6.1 Exemples de figure Smalltalk

En lui-même, Smalltalk est un langage de très haut niveau. Lorsqu’une figure est définie dans ce langage, nous disposons également de toute sa puissance pour, par exemple, définir récursivement telle partie de la figure, ou bien pour placer aléatoirement certains objets de telle sorte qu’à chaque ouverture de la figure, celle-ci soit légèrement différente. Bref, les figures sont libérées du carcan de l’interface graphique tout en étant renforcées par le langage Smalltalk.

Une figure Smalltalk est un code source Smalltalk à exécuter dans un outil dédié, l’éditeur de figure Smalltalk : ...Clic arrière-plan → Outils → Editeur de figure Smalltalk... Dans cet outil, à gauche l’éditeur de code source et à droite une vue sur la figure géométrique résultante une fois le code source compilé.

editeurFigureSmalltalk

Figure 6.1: Editeur de figure Smalltalk

Nous allons étudier plusieurs exemples, chacun d’eux sera écrit dans l’éditeur et exécuté en pressant le bouton vert Jouer. Le même effet est obtenu avec la séquence de touches Ctrl-a et Ctrl-d pour Do-it!10. Il est également possible d’y coller un code source par Ctrl-v.

Commençons par étudier un exemple simple :

DrGeoFigure nouveau

C’est la plus petite description produisant une figure. Lors de son exécution, celle-ci va simplement créer une nouvelle figure vide. La figure Dr.Geo est affichée dans une fenêtre simplifiée puisqu’elle ne comporte pas la barre d’outils, seulement la barre des menus et les molettes.

Abordons un deuxième exemple :

| c item |
c := DrGeoFigure nouveau.
item := c point: 1.2 @ -2.
item nommer: 'A'.

Cette description définit une figure avec un point libre A de coordonnées initiales (1,2 ; -2). Quelques explications sur ce code :

Poursuivons avec un troisième exemple :

| c triangle hasard m n p |
triangle := [:p1 :p2 :p3 |
	c segmentDe: p1 à: p2.
	c segmentDe: p2 à: p3.
	c segmentDe: p3 à: p1].
hasard := [5 - 10 auHasard].
c := DrGeoFigure nouveau.
m := c point: hasard valeur @ 0.
n := c point: 5 @ 0.
p := c point: hasard valeur @ 3.
triangle valeur: m valeur: n valeur: p.

Cet exemple est particulièrement intéressant, il nous montre trois choses importantes :

  1. L’introduction d’une construction de plus haut niveau, non prévue au départ par Dr.Geo. Ici nous avons défini le bloc de code triangle qui, à partir de trois points, construit le triangle passant par ces trois points. Nous pouvons comparer ceci avec les macro-constructions mais avec une approche différente, orientée programmation.
  2. La définition d’un bloc de code associé, ici nous avons défini hasard qui retourne un nombre entier compris entre -5 et 5. Nous utilisons ce bloc pour placer au hasard certains points de notre figure, ainsi à chaque exécution la figure est légèrement différente.
  3. L’affectation du résultat d’une construction à une variable n’est pas obligatoire, nous l’utilisons lorsque nous souhaitons garder une référence de l’objet créé. Par exemple dans le bloc de code triangle, nous ne gardons pas de référence des segments créés, en revanche lorsque nous définissons nos trois points nous avons besoin de garder une référence dans des variables temporaires. Ainsi, lors de l’utilisation du bloc de code triangle, nous passons en paramètre les variables m, n et p.

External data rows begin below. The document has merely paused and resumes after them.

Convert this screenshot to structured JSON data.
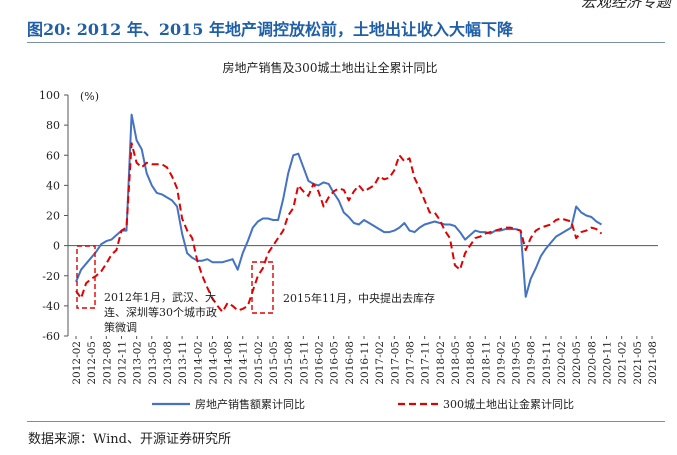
{
  "header": {
    "corner_text": "宏观经济专题"
  },
  "figure": {
    "title": "图20: 2012 年、2015 年地产调控放松前，土地出让收入大幅下降",
    "source": "数据来源：Wind、开源证券研究所"
  },
  "colors": {
    "series1": "#4472c4",
    "series2": "#e00000",
    "box": "#e00000",
    "title": "#1f5fa8"
  },
  "chart_data": {
    "type": "line",
    "title": "房地产销售及300城土地出让全累计同比",
    "ylabel": "(%)",
    "ylim": [
      -60,
      100
    ],
    "yticks": [
      -60,
      -40,
      -20,
      0,
      20,
      40,
      60,
      80,
      100
    ],
    "x_tick_labels": [
      "2012-02",
      "2012-05",
      "2012-08",
      "2012-11",
      "2013-02",
      "2013-05",
      "2013-08",
      "2013-11",
      "2014-02",
      "2014-05",
      "2014-08",
      "2014-11",
      "2015-02",
      "2015-05",
      "2015-08",
      "2015-11",
      "2016-02",
      "2016-05",
      "2016-08",
      "2016-11",
      "2017-02",
      "2017-05",
      "2017-08",
      "2017-11",
      "2018-02",
      "2018-05",
      "2018-08",
      "2018-11",
      "2019-02",
      "2019-05",
      "2019-08",
      "2019-11",
      "2020-02",
      "2020-05",
      "2020-08",
      "2020-11",
      "2021-02",
      "2021-05",
      "2021-08"
    ],
    "series": [
      {
        "name": "房地产销售额累计同比",
        "style": "solid",
        "start": "2012-02",
        "values": [
          -24,
          -16,
          -12,
          -8,
          -4,
          1,
          3,
          4,
          7,
          10,
          10,
          87,
          70,
          64,
          48,
          40,
          35,
          34,
          32,
          30,
          26,
          8,
          -5,
          -8,
          -10,
          -10,
          -9,
          -11,
          -11,
          -11,
          -10,
          -9,
          -16,
          -5,
          3,
          12,
          16,
          18,
          18,
          17,
          17,
          31,
          48,
          60,
          61,
          52,
          43,
          41,
          40,
          42,
          41,
          35,
          30,
          22,
          19,
          15,
          14,
          17,
          15,
          13,
          11,
          9,
          9,
          10,
          12,
          15,
          10,
          9,
          12,
          14,
          15,
          16,
          15,
          14,
          14,
          13,
          9,
          4,
          7,
          10,
          9,
          9,
          8,
          10,
          10,
          11,
          11,
          11,
          10,
          -34,
          -22,
          -15,
          -7,
          -2,
          2,
          6,
          8,
          10,
          12,
          26,
          22,
          20,
          19,
          16,
          14
        ]
      },
      {
        "name": "300城土地出让金累计同比",
        "style": "dashed",
        "start": "2012-02",
        "values": [
          -30,
          -35,
          -25,
          -22,
          -20,
          -17,
          -12,
          -6,
          -3,
          10,
          12,
          68,
          55,
          52,
          55,
          54,
          54,
          54,
          52,
          46,
          38,
          18,
          10,
          5,
          -10,
          -20,
          -28,
          -35,
          -40,
          -44,
          -38,
          -40,
          -43,
          -42,
          -40,
          -30,
          -20,
          -15,
          -5,
          0,
          5,
          10,
          20,
          25,
          40,
          36,
          33,
          41,
          36,
          26,
          32,
          36,
          38,
          37,
          30,
          36,
          40,
          36,
          38,
          40,
          46,
          44,
          45,
          50,
          60,
          56,
          58,
          45,
          38,
          30,
          22,
          22,
          17,
          10,
          5,
          -13,
          -16,
          -5,
          0,
          5,
          6,
          8,
          9,
          10,
          11,
          12,
          12,
          11,
          10,
          -3,
          5,
          10,
          12,
          13,
          14,
          17,
          18,
          17,
          16,
          5,
          9,
          10,
          12,
          11,
          8
        ]
      }
    ],
    "legend": {
      "position": "bottom",
      "entries": [
        "房地产销售额累计同比",
        "300城土地出让金累计同比"
      ]
    },
    "annotations": [
      {
        "text_lines": [
          "2012年1月，武汉、大",
          "连、深圳等30个城市政",
          "策微调"
        ]
      },
      {
        "text_lines": [
          "2015年11月，中央提出去库存"
        ]
      }
    ]
  }
}
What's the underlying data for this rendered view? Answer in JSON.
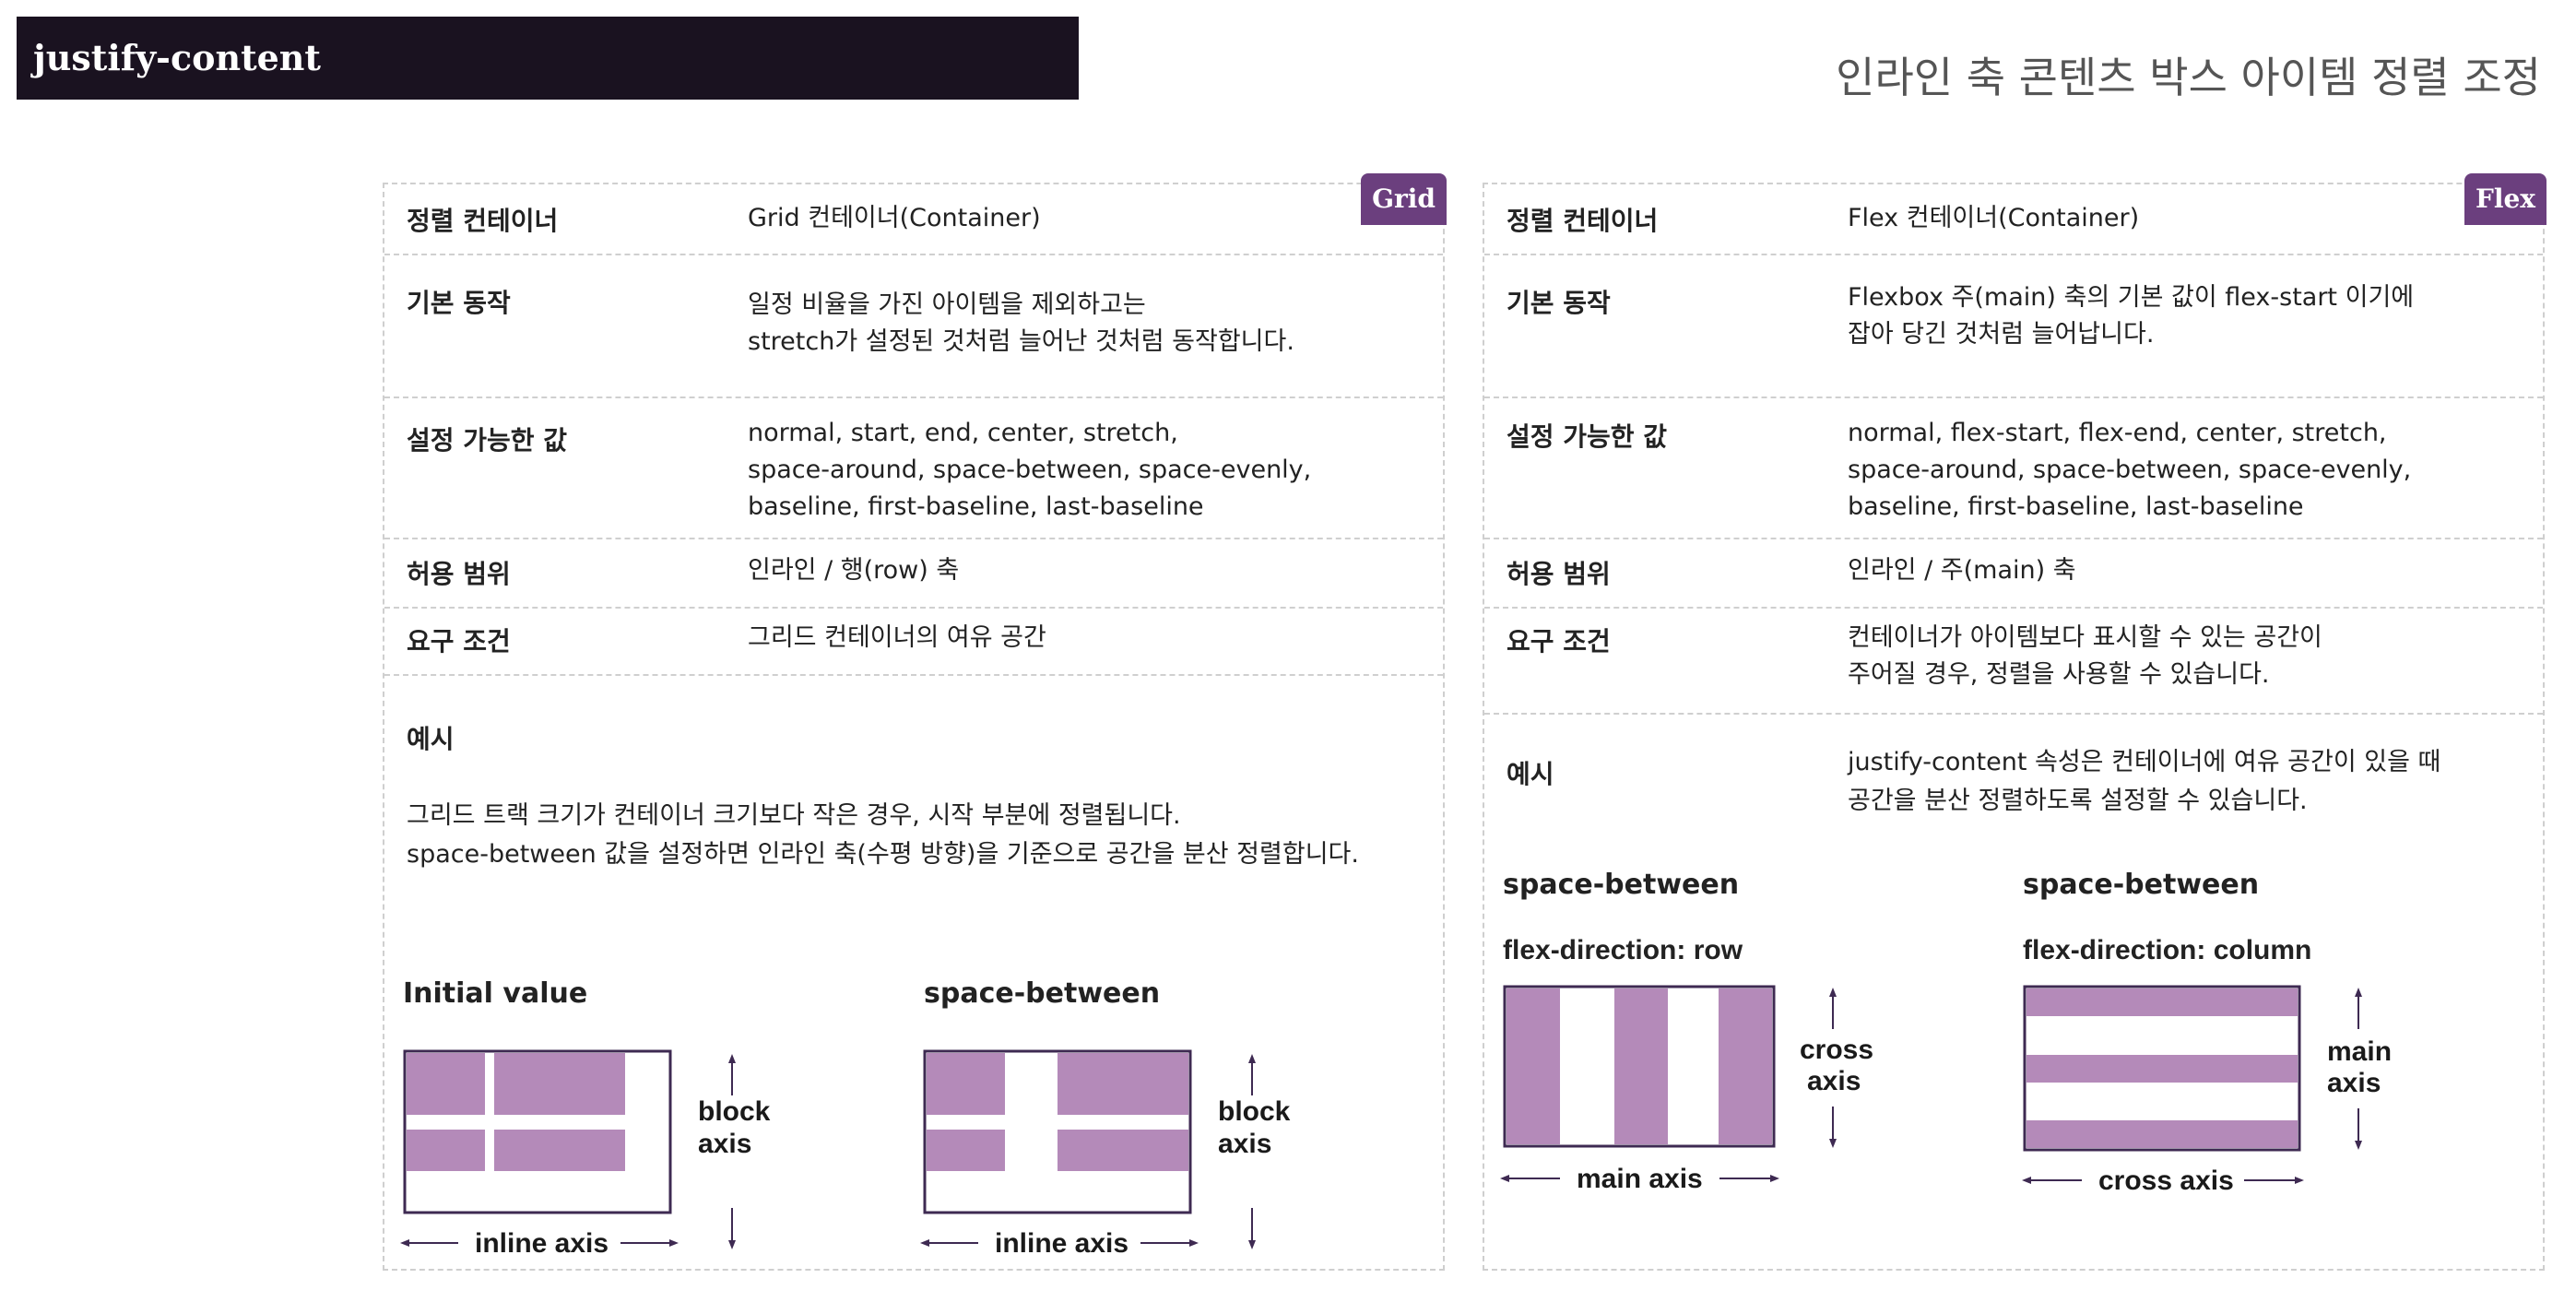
{
  "header": {
    "title": "justify-content",
    "subtitle": "인라인 축 콘텐츠 박스 아이템 정렬 조정"
  },
  "grid": {
    "badge": "Grid",
    "rows": [
      {
        "key": "정렬 컨테이너",
        "lines": [
          "Grid 컨테이너(Container)"
        ]
      },
      {
        "key": "기본 동작",
        "lines": [
          "일정 비율을 가진 아이템을 제외하고는",
          "stretch가 설정된 것처럼 늘어난 것처럼 동작합니다."
        ]
      },
      {
        "key": "설정 가능한 값",
        "lines": [
          "normal, start, end, center, stretch,",
          "space-around, space-between, space-evenly,",
          "baseline, first-baseline, last-baseline"
        ]
      },
      {
        "key": "허용 범위",
        "lines": [
          "인라인 / 행(row) 축"
        ]
      },
      {
        "key": "요구 조건",
        "lines": [
          "그리드 컨테이너의 여유 공간"
        ]
      }
    ],
    "example_key": "예시",
    "example_lines": [
      "그리드 트랙 크기가 컨테이너 크기보다 작은 경우, 시작 부분에 정렬됩니다.",
      "space-between 값을 설정하면 인라인 축(수평 방향)을 기준으로 공간을 분산 정렬합니다."
    ],
    "diagram1_label": "Initial value",
    "diagram2_label": "space-between",
    "block_axis_1": "block",
    "block_axis_2": "axis",
    "inline_axis": "inline axis"
  },
  "flex": {
    "badge": "Flex",
    "rows": [
      {
        "key": "정렬 컨테이너",
        "lines": [
          "Flex 컨테이너(Container)"
        ]
      },
      {
        "key": "기본 동작",
        "lines": [
          "Flexbox 주(main) 축의 기본 값이 flex-start 이기에",
          "잡아 당긴 것처럼 늘어납니다."
        ]
      },
      {
        "key": "설정 가능한 값",
        "lines": [
          "normal, flex-start, flex-end, center, stretch,",
          "space-around, space-between, space-evenly,",
          "baseline, first-baseline, last-baseline"
        ]
      },
      {
        "key": "허용 범위",
        "lines": [
          "인라인 / 주(main) 축"
        ]
      },
      {
        "key": "요구 조건",
        "lines": [
          "컨테이너가 아이템보다 표시할 수 있는 공간이",
          "주어질 경우, 정렬을 사용할 수 있습니다."
        ]
      }
    ],
    "example_key": "예시",
    "example_lines": [
      "justify-content 속성은 컨테이너에 여유 공간이 있을 때",
      "공간을 분산 정렬하도록 설정할 수 있습니다."
    ],
    "diagram1_value": "space-between",
    "diagram1_direction": "flex-direction: row",
    "diagram2_value": "space-between",
    "diagram2_direction": "flex-direction: column",
    "cross_axis_1": "cross",
    "cross_axis_2": "axis",
    "main_axis_1": "main",
    "main_axis_2": "axis",
    "main_axis": "main axis",
    "cross_axis": "cross axis"
  },
  "colors": {
    "item": "#b48ab9",
    "border": "#3e2a52",
    "badge": "#6b3f7e"
  }
}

Pour clore cette section, voici un dernier exemple :

| c a b d |
c := DrGeoFigure nouveau.
a := c point: 1@0.
b := c point: 5@0.
d := c line: a to: b.
a couleur: Color yellow;
   rond;
   large.
b cacher.
d tiret.

Deux points et une droite sont créés. Ensuite des commandes sont utilisées pour modifier l’aspect des objets, voire pour en cacher.

Nous avons terminé notre petite visite guidée des Figures Smalltalk. Dans les sections suivantes nous exposons l’ensemble des commandes disponibles.


Footnotes

(10)

Alternativement, c’est l’entrée à choisir dans le menu contextuel de l’éditeur.

(11)

Des instances de classes qui représentent des objets géométriques.

(12)

Pour être précis, la capsule est un objet DrGWrappedPoint dont l’objectif est de simplifier la manipulation des objets géométriques de type point, pour aussi bien obtenir ses attributs ou modifier son style. Il est toujours possible d’accéder à l’objet point sous-jacent en envoyant le message #mathItem à la capsule. Il est alors possible d’utiliser les méthodes décrites dans le chapitre sur les scripts.